Dear Wormwood Wins Top Prize at IFFAM Project Market in Macao

 

Filipino filmmaker Eduardo ‘Dodo’ Dayao’s newest project Dear Wormwood has won the IFFAM Project Market’s award for “Best Project” held at the International Film Festival & Awards Macao this Sunday, December 8.

Securing the IFFAM Project Market’s highest award and $15,000, Dayao said, “I am very excited because it means we are on the right track with the film and all our hard work has been paid off so far.” Patti Lapus and Bradley Liew, the producers of Dear Wormwood, accompanied Dayao in receiving the award.

The film, currently in advanced development, has secured $85,000 of it’s proposed $525,000 budget according to Deadline.com. Dayao hopes to start shooting towards the end of next year.

Dear Wormwood tells the story of five women who live together in a forest where a mystery illness and cataclysmic events strike. Dayao himself describes his project as “a tropical sci-fi botanical apocalypse, a south-east Asian cosmic horror film” as well as a “Lovecraftian cosmic horror that seems like a tonal fit for our times.”

The project will be Dayao’s third film. His debut project Violator received acclaim and won various awards, most notably ‘Best Picture’ for the Cinema One Originals Digital Film Festival. 

Photo from the IFFAM website.

Dayao’s film competed against 13 other projects to claim the top prize. Among them, Everybody Leaves, another Filipino production by director Phyllis Grande and producer Alemberg Ang. Everybody Leaves is one of the three female-directed Auteur projects chosen in the IFFAM Project Market.

The IFFAM Project Market, held this year from December 6-8 as part of the fourth International Film Festival & Awards Macao, gives a platform for rising international filmmaking talents by organizing pitching events and project meetings for the films selected to participate. It is part of the IFFAM, an annual film festival organized by the Macao Government Tourism Office and the Macao Films & Television Productions and Culture Association. The festival selects about 50 films per year from around the globe to showcase.

From left to right: Matthijs Wouter Knol of European Film Market, Alemberg Ang of VYAC Productions, FDCP Chairperson and CEO Liza Diño, IFFAM Festival Management Head Lorna Tee, Oggs Cruz, Bradley Liew of Epicmedia, Director Phyllis Grande, Bianca Balbuena-Liew of Epicmedia, Patti Lapus and Director Dodo Dayao

FDCP Chairperson and CEO Liza Do was invited to attend this year’s IFFAM Project Market to meet with the project-makers and promote the newly launched FilmPhilippines location incentive. The FDCP sponsored initiative will provide financial incentives for international films that shoot in the Philippines starting next month, January 2020. 

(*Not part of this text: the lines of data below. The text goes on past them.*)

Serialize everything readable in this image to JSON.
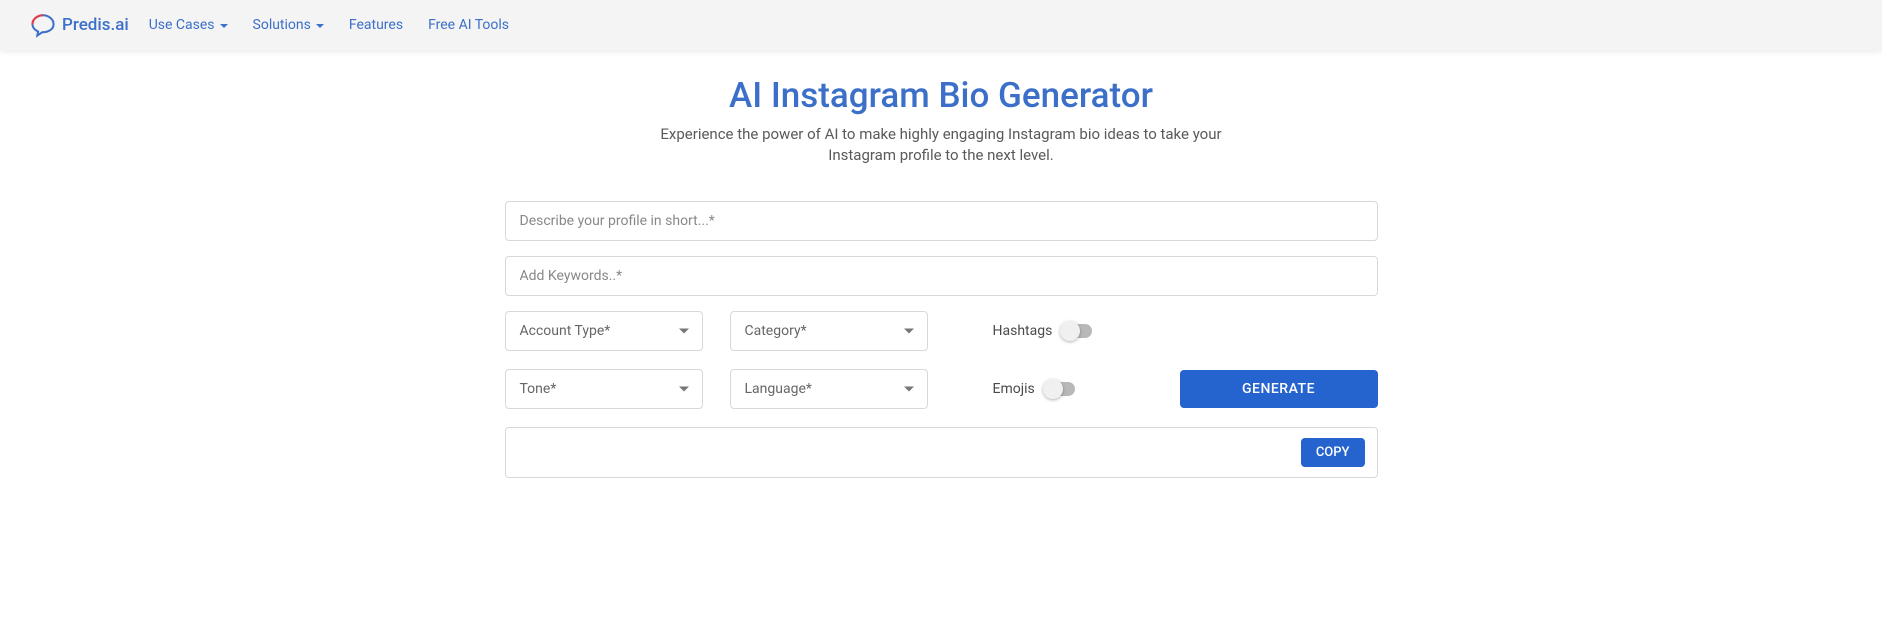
{
  "header": {
    "logo_text": "Predis.ai",
    "nav": [
      {
        "label": "Use Cases",
        "has_dropdown": true
      },
      {
        "label": "Solutions",
        "has_dropdown": true
      },
      {
        "label": "Features",
        "has_dropdown": false
      },
      {
        "label": "Free AI Tools",
        "has_dropdown": false
      }
    ]
  },
  "main": {
    "title": "AI Instagram Bio Generator",
    "subtitle": "Experience the power of AI to make highly engaging Instagram bio ideas to take your Instagram profile to the next level."
  },
  "form": {
    "describe_placeholder": "Describe your profile in short...*",
    "keywords_placeholder": "Add Keywords..*",
    "account_type_label": "Account Type*",
    "category_label": "Category*",
    "tone_label": "Tone*",
    "language_label": "Language*",
    "hashtags_label": "Hashtags",
    "emojis_label": "Emojis",
    "generate_label": "GENERATE",
    "copy_label": "COPY"
  }
}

Chair Liza noted the significance of FDCP participation in the IFFAM Project Market, “Proper project development,” she said, “is critical to make a well-made film that is globally competitive, and I'm really pleased that more and more Filipino filmmakers are seeing the importance of international project markets as a way to secure proper financing for their projects as well as valued partnerships. For filmmakers from a developing country like ours, access to production finance remains a challenge to independents filmmakers, so platforms like these allow them to find decision-makers who can see the potential of their film and invest in their vision.”

Embodying this very spirit of the IFFAM’s mission to engender international collaboration within the filmmaking industry, Irish director Lorcan Finnegan expressed his plans to shoot his upcoming film Nocebo in the Philippines. Finnegan, who received special mention in the IFFAM’s ‘Best Project’ competition for Nocebo, hopes to take up the FilmPhilippines location incentive for his upcoming project.